Chères toutes et chers tous. Comment allez-vous  aujourd’hui  ?

Cela fait maintenant quatre semaines que nous travaillons sur le MSC Saturn – et c’est toujours aussi passionnant. Le vaisseau est maintenant devenu une seconde maison. Je m’y repère bien mieux. Je sais où aller et quand aller. Cela devient à la limite de la routine. Mais cette semaine, il y a un évènement important que j’aimerais partager avec vous : les derniers matchs de qualification pour le Graviball – StellarCup qui, je le rappelle pour ceux qui auraient oublié, aura lieu dans six mois. Mes trois amis étaient extatiques tout comme l’équipage. Ce fut donc une semaine spéciale.

Ces dernières qualifications, qui se déroulent un peu partout dans le Système solaire, verront s’affronter plus de trois mille équipes, mais à la fin il n’en restera que quatre-vingt-une.
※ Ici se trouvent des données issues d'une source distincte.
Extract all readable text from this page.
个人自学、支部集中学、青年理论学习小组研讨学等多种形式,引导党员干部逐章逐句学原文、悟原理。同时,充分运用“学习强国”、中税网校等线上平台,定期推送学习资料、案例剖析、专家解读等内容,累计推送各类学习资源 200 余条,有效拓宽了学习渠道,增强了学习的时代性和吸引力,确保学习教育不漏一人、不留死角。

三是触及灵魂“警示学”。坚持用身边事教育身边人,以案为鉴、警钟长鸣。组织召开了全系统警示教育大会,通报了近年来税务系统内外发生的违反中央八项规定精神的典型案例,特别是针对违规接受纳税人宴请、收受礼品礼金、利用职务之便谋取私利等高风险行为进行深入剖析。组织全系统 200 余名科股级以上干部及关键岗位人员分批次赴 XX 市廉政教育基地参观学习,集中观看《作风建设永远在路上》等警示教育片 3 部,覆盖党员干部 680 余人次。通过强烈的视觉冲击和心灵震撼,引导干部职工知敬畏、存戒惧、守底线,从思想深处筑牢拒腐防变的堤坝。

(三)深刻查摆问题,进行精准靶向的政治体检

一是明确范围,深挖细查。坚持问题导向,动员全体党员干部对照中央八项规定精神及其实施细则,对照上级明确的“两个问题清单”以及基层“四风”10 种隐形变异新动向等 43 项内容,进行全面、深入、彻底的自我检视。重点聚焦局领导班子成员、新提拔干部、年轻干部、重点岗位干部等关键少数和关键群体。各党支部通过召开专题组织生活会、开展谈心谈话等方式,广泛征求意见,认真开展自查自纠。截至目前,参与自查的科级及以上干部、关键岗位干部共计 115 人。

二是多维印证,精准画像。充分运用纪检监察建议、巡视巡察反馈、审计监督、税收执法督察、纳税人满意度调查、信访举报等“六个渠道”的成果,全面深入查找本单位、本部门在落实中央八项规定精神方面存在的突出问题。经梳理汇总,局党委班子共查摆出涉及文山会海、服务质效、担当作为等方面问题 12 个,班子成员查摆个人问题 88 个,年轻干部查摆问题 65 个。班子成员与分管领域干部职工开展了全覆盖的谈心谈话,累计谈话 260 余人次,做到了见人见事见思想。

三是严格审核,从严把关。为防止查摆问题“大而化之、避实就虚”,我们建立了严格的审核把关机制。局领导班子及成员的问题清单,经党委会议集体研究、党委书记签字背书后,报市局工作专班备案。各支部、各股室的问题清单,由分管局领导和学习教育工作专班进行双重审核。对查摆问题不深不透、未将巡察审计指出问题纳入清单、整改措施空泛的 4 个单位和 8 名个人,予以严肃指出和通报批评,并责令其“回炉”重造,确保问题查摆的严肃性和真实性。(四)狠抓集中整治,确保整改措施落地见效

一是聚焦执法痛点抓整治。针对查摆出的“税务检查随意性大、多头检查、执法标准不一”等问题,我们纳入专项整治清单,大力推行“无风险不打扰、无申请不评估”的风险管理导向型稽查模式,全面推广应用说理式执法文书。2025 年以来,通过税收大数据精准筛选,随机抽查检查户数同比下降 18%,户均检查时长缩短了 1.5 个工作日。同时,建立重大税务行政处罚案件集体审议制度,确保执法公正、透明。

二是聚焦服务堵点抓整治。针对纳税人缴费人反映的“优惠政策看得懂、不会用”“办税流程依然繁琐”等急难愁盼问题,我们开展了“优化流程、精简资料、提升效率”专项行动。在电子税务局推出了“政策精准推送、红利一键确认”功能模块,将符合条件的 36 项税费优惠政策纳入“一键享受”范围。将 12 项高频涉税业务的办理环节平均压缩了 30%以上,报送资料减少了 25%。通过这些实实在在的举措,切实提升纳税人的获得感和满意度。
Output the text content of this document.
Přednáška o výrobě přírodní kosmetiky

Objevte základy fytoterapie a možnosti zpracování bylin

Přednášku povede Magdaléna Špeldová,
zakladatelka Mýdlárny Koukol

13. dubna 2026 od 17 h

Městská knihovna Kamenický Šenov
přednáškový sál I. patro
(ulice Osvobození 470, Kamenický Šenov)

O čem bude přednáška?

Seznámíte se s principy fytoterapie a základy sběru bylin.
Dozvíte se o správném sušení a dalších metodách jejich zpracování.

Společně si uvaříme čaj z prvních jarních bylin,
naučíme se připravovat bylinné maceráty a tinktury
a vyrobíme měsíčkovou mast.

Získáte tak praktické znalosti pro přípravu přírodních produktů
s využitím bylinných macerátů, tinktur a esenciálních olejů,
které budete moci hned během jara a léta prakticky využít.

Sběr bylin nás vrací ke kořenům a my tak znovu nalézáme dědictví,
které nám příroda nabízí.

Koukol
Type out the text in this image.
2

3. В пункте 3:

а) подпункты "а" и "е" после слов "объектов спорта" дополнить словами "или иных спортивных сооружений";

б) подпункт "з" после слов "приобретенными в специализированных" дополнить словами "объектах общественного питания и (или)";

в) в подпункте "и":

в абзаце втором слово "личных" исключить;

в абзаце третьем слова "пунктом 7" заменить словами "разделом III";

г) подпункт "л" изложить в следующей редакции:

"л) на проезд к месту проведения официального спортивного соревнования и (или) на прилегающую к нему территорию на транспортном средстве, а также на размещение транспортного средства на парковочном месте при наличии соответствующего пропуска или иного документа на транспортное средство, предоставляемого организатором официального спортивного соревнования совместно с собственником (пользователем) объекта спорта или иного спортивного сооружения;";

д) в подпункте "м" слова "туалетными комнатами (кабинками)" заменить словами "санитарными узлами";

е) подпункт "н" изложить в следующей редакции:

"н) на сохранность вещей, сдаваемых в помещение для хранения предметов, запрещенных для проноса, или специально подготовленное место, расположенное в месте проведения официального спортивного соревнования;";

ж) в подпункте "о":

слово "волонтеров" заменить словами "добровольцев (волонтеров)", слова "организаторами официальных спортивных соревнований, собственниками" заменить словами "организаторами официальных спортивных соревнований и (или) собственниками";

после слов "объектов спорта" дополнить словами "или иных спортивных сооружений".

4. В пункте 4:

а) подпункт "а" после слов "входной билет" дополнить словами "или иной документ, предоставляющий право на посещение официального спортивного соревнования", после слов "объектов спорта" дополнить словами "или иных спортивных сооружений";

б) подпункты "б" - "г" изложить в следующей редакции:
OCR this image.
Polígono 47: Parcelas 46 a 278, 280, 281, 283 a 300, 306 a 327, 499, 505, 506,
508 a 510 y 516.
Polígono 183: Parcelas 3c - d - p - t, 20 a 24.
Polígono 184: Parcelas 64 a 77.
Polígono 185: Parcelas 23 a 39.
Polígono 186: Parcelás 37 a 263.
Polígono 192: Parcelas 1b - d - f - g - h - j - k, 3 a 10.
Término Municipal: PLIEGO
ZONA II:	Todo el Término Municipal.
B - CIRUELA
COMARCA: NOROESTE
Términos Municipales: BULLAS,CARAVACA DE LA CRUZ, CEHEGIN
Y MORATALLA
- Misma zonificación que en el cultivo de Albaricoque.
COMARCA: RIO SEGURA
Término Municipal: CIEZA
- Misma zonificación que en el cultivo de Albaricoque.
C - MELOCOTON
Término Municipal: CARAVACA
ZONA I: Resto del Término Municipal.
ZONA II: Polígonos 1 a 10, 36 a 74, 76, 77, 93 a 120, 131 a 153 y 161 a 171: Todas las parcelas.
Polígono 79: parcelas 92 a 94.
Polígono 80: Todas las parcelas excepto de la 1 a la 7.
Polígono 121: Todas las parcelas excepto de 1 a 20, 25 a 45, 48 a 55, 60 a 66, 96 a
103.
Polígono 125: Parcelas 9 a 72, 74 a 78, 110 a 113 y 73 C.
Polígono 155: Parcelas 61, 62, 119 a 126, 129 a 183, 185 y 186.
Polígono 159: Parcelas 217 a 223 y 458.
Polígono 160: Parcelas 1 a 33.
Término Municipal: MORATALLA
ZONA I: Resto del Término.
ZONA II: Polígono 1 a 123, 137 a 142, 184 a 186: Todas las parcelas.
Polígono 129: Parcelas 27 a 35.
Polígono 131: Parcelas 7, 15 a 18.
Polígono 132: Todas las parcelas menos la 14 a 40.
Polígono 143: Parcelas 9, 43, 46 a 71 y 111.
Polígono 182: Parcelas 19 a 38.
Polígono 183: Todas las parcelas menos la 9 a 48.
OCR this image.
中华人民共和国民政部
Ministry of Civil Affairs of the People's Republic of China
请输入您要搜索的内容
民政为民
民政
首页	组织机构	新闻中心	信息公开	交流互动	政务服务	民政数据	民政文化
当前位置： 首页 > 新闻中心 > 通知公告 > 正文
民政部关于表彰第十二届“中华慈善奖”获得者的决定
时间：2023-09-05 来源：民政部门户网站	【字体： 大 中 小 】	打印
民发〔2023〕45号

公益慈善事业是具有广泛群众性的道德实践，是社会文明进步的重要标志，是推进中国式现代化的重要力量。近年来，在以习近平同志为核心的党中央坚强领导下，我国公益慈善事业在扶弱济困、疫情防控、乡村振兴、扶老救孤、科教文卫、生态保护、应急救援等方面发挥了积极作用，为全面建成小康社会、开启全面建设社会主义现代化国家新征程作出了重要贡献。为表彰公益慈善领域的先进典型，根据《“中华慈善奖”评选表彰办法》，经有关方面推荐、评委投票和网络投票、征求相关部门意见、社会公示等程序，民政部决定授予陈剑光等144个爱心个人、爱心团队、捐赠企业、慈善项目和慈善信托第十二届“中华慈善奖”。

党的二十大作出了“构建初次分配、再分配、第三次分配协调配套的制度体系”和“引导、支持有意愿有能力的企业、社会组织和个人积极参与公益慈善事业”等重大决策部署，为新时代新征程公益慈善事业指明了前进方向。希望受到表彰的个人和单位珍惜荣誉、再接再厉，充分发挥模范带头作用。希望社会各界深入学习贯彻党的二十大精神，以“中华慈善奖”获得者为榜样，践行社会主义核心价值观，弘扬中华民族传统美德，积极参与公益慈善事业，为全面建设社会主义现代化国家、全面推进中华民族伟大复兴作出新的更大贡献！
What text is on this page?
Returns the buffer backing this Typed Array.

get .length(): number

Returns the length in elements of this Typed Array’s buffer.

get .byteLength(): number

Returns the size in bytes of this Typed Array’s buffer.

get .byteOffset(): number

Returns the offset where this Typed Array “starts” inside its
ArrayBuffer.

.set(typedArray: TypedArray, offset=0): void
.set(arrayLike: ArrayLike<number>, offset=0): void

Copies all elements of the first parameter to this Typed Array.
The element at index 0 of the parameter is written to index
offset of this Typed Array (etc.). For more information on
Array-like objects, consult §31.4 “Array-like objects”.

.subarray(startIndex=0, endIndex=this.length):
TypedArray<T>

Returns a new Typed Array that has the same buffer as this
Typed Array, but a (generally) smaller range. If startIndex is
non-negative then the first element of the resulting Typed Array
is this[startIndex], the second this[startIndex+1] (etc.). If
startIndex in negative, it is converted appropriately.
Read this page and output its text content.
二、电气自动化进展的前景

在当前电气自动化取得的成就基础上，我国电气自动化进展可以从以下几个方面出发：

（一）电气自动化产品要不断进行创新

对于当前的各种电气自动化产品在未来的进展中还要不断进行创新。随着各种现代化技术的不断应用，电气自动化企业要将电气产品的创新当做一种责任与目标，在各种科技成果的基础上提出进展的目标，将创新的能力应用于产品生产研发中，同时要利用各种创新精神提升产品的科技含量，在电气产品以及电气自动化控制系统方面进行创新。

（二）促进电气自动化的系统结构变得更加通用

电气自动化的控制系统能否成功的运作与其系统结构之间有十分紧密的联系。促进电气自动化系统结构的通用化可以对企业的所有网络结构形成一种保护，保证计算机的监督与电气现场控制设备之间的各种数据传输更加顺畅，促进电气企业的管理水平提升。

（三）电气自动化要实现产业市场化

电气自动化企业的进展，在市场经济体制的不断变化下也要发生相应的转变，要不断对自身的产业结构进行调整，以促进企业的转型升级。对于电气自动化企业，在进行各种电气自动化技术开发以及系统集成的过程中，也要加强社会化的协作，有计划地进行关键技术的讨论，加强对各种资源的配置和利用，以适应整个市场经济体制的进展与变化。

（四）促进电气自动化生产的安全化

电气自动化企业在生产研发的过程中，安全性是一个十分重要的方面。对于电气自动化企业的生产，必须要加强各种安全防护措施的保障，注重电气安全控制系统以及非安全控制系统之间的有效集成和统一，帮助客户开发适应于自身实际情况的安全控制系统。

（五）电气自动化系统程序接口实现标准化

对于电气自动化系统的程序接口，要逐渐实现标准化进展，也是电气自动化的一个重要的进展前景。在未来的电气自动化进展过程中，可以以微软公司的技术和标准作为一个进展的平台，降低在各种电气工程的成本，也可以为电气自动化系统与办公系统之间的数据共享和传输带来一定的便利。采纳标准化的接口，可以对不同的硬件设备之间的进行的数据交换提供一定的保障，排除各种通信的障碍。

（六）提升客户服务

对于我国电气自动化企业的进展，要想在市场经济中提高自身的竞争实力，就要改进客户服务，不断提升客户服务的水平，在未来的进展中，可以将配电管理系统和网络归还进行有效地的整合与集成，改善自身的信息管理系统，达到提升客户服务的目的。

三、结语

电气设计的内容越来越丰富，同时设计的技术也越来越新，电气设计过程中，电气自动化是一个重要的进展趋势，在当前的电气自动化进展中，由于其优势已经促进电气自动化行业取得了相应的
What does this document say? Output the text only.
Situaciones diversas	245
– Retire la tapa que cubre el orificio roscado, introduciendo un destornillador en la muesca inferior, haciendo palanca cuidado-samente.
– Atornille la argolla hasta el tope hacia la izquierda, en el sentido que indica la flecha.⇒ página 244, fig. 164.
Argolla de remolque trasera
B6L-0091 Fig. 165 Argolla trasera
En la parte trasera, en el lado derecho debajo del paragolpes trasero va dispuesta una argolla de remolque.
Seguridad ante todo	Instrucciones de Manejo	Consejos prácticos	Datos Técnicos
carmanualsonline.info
La compagnie avait décidé de voir grand. Exceptionnellement, la plateforme arrière était ouverte dès le départ de Titan. Dix terrains grandeur nature y ont été construits (avec gradins). Chaque soir, dix matchs seront choisis pour être retransmis via des robots sportifs. Tous sont recouverts d’une texture holographique à l’image des joueurs. Ils doivent reproduire fidèlement les gestes (grâce aux données biométriques prises en temps réel), de sorte que les visiteurs verront des matchs comme si c’était de leurs propres connecteurs (enfin, presque).

Pour Yosméria, Cédric et Grétory, il y avait un air de déjà-vu. Je me souviens qu’ils avaient séché les cours pendant quelques jours pour se connecter à certains matchs (allant jusqu’à trafiquer leur connecteur pour se faire passer malade). Pour moi, par contre, c’était une nouvelle expérience.

Avant chaque match, Grétory s’est arrangé pour que nous puissions prendre part à l’équipe chargée de tester le terrain. Comme il ne s’agit pas seulement d’hologrammes, mais de robots-sportifs, les règles de sécurité nous imposent plusieurs contrôles. Donc tous les soirs, nous nous habillons comme des sportifs dans des combinaisons ultra-moulantes et uniformes. Mon connecteur lunettisé est remplacé par un casque de Graviball. Une fois le stade allumé, la combinaison et le casque entrent en symbiose avec lui. C’est fou ce qu’on a comme information en tant que joueur. Pour moi, c’est ingérable. Des chiffres, des stats, la gravité… On devrait renommer ce jeu « immersion totale ». Grétory a directement accès à l’ensemble de mes données corporelles comme n’importe quel spectateur pourrait avoir accès aux données des joueurs.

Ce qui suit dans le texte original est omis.